OKLAHOMA CITY – Getting ready for church on Sunday mornings always means wearing a dark suit.
The real choice for Ronald Jordan lies in what bow tie to wear.
“You want your bow tie to actually dominate the pattern of your shirt,” Jordan said.
He owns somewhere in the neighborhood of 150 of them, and they’re always changing.
“Is this a day’s work sitting on the table?” asks a visitor.
“This is a couple of days work,” says Jordan, standing over a spread of two dozen brightly colored bow ties.
When the bow tie started to make a comeback, Ronald was right there.
“I’ve just been able to jump on board and help the movement,” he says.
The problem for him and a lot of other big men is the selection.

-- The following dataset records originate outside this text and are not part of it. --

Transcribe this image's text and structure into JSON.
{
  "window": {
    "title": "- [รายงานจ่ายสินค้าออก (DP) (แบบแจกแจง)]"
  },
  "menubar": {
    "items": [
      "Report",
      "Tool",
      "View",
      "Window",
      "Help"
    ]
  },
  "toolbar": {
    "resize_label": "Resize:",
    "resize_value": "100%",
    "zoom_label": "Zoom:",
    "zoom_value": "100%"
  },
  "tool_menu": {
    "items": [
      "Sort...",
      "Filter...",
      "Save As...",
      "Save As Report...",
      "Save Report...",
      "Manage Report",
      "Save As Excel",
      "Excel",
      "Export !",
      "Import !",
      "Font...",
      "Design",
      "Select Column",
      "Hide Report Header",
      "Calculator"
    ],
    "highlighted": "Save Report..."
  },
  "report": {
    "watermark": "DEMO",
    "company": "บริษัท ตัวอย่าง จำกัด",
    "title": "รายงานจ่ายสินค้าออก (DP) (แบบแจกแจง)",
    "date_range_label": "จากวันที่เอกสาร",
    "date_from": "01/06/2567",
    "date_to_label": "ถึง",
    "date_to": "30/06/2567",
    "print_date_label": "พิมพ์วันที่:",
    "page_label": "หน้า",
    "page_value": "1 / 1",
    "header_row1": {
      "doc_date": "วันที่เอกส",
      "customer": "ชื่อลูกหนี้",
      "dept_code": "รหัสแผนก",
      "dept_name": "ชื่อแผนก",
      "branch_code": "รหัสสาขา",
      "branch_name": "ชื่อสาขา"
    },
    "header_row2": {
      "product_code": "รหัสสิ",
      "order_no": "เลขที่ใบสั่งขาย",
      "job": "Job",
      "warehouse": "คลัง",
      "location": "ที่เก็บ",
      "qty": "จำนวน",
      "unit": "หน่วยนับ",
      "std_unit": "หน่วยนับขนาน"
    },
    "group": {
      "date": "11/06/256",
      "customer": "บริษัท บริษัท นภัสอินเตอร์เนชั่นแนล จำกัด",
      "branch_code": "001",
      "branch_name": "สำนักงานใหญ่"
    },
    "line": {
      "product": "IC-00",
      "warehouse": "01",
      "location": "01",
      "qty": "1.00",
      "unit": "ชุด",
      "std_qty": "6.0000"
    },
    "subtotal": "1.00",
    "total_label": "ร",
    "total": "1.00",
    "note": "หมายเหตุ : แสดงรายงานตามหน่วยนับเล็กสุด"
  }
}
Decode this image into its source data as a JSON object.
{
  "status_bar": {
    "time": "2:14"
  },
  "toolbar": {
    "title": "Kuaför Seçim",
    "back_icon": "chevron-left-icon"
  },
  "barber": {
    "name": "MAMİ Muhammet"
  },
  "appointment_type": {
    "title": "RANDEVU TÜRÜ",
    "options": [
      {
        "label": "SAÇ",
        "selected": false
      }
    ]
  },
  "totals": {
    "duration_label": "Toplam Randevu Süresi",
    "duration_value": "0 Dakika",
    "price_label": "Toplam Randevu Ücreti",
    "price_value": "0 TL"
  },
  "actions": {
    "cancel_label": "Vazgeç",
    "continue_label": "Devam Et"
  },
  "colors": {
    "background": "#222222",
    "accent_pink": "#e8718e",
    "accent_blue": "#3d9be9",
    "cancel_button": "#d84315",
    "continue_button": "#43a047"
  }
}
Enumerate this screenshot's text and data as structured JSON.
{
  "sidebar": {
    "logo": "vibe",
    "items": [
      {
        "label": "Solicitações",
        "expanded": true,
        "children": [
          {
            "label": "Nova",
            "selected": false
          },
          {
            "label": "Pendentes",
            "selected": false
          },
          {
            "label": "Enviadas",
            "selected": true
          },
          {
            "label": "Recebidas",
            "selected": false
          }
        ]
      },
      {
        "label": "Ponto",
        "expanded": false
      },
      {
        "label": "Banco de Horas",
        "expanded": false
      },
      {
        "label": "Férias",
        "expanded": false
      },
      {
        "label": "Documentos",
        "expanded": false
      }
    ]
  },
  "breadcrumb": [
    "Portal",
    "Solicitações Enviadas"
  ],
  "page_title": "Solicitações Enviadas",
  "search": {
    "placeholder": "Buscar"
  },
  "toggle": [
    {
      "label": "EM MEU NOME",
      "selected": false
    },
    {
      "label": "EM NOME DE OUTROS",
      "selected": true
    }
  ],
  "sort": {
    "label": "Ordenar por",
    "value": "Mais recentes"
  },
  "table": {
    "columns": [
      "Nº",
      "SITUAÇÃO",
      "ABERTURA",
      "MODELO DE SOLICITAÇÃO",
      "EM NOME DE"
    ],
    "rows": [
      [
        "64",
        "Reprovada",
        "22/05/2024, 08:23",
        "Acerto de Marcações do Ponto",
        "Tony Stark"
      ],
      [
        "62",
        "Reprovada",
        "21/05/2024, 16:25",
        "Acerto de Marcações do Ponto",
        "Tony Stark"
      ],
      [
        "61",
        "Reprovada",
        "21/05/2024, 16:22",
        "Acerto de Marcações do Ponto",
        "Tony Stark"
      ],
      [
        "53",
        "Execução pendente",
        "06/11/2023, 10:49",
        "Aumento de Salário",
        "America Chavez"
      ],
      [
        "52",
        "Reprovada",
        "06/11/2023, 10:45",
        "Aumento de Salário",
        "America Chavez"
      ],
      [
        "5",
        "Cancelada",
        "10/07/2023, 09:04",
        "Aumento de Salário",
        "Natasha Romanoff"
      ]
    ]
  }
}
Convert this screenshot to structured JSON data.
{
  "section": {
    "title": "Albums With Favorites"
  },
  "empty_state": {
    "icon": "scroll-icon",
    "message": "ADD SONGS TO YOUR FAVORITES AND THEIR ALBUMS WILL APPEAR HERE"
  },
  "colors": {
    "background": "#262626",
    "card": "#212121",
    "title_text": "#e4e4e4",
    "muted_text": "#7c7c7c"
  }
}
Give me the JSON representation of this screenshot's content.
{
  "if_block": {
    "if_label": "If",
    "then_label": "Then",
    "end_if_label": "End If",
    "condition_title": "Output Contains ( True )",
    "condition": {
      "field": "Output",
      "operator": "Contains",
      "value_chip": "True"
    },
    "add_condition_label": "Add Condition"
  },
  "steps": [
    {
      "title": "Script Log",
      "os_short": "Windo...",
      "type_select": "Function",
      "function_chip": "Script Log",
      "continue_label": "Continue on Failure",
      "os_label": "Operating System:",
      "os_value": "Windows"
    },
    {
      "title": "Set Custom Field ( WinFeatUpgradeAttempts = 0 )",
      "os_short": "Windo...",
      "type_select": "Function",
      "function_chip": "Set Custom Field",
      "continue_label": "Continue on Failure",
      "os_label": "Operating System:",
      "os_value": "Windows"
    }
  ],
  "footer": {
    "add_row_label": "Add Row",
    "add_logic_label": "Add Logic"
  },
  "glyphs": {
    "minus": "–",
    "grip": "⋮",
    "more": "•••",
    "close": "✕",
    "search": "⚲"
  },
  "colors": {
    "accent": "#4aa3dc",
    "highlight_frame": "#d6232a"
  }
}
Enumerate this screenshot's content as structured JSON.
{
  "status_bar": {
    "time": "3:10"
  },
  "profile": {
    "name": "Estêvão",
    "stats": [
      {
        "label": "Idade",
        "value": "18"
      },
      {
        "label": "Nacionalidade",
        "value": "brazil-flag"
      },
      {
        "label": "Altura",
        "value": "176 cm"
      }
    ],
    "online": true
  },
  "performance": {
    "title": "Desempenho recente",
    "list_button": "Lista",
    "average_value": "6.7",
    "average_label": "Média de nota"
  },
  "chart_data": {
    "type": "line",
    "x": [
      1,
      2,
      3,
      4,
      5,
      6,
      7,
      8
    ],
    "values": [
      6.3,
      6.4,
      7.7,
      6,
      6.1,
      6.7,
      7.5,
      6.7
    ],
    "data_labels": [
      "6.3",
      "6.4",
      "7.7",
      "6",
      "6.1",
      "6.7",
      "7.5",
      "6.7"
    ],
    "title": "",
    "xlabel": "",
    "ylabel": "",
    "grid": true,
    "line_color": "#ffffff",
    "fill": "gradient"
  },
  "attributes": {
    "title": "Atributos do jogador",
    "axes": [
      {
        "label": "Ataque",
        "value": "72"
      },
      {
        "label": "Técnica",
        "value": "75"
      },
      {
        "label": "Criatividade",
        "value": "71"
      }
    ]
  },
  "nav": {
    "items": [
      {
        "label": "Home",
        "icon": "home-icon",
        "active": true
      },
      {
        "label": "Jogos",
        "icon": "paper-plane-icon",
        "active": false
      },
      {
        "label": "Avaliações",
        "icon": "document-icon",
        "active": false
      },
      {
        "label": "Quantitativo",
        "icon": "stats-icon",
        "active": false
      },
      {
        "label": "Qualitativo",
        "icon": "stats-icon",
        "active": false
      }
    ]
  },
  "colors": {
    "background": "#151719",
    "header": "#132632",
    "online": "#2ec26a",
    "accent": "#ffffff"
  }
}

He couldn’t find enough to suit his fashion sense, which is why he started making bow ties himself.
“It was just an idea, and I’m pretty crafty,” he says. “I have a good eye for fashion, so I think, and I was able to put some things together.”
Jordan’s first efforts on a sewing machine were tied up in the learning process.
The first ties he actually wore to work gave him courage.
“My wife finally told me, ‘You need to wear one. You’re making these bow ties. You need to wear one.’ So I took a bow tie out, wore it to work, got a number of compliments on it, and it grew from there,” Jordan recalls.
Knotted Bow Ties launched less than two years ago, wrapped up in Jordan’s philosophy of challenging the status quo, and of making a statement that others might not be brave enough to make.
“The bolder the print, the louder the texture, the better it is for the actual bow tie itself,” he insists.
Ronald Jordan’s bow ties prove a notion that all kinds of different colors can be comfortable in one place, that different is good, and bold is beautiful enough to tie everything together.